Optimization#

In this section, you will learn how hyperparameter optimization works in our library.

Pipeline#

The entire process of configuring a classifier in our library is divided into sequential steps (and that’s why):

Selecting an embedder (EmbeddingNode)
Selecting a classifier (ScoringNode)
Selecting a decision rule (PredictionNode)

Each step has its own set of hyperparameters. To theoretically guarantee finding the ideal configuration through exhaustive search, it is necessary to check every element of the Cartesian product of the hyperparameter sets of these steps (grid search). In practice, achieving this is usually impossible because the number of combinations is too large.

Greedy Strategy#

This is one of the ways to solve the problem of an overwhelming number of combinations. In our case, the greedy optimization algorithm is as follows:

Iterate through the hyperparameters of the embedder and fix the best one.
Iterate through the hyperparameters of the classifier and fix the best one.
Iterate through the hyperparameters of the decision rule and fix the best one.
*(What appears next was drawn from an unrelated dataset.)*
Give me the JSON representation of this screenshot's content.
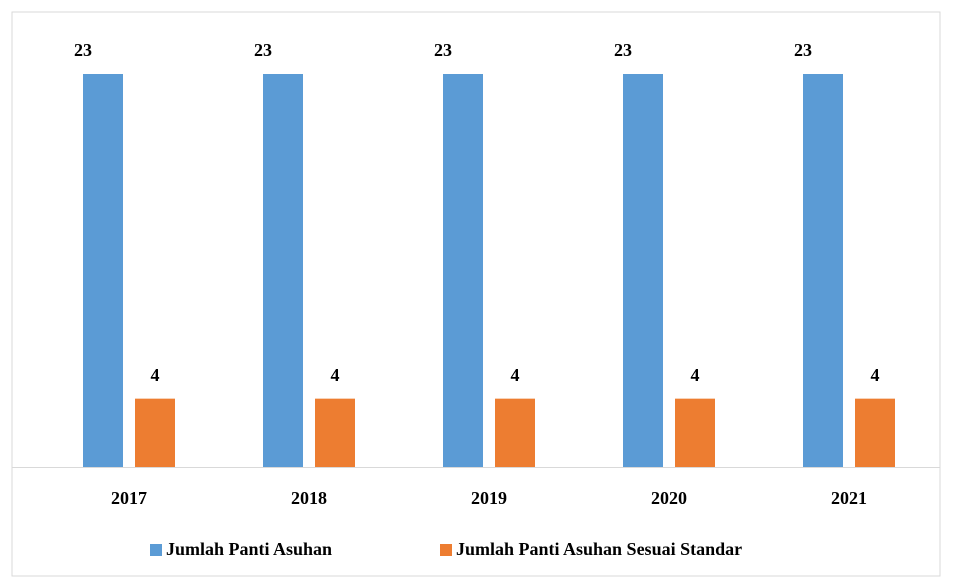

This algorithm checks fewer combinations, which speeds up the process. To implement such an algorithm, it is necessary to be able to evaluate the quality of not only the final prediction of the entire pipeline but also its intermediate predictions. The main drawback of this approach is that the decisions made are optimal only locally, not globally. The metrics for evaluating intermediate predictions are only a proxy signal for the quality of the final prediction.

Random Search#

A simpler strategy is to take a random subset of the full search space (random grid search). A straightforward strategy is to iterate through all combinations in random order until a certain time budget is exhausted.

This approach is less intelligent than the greedy strategy because, at any moment during the random combination search, poor embedders or any other bad parameters might keep appearing, despite they have been tested already. The greedy strategy would have eliminated such embedders at the beginning and not revisited them. On the other hand, random search, by its nature, does not rely on any local decisions.

Bayesian Optimization#

This is similar to random search over a subset, but during the search, we attempt to model the probabilistic space of hyperparameters. This allows us to avoid repeating hyperparameter values that have previously performed poorly. The search itself aims to balance exploration and exploitation.

This approach is more sophisticated and can lead to better results by intelligently exploring the hyperparameter space.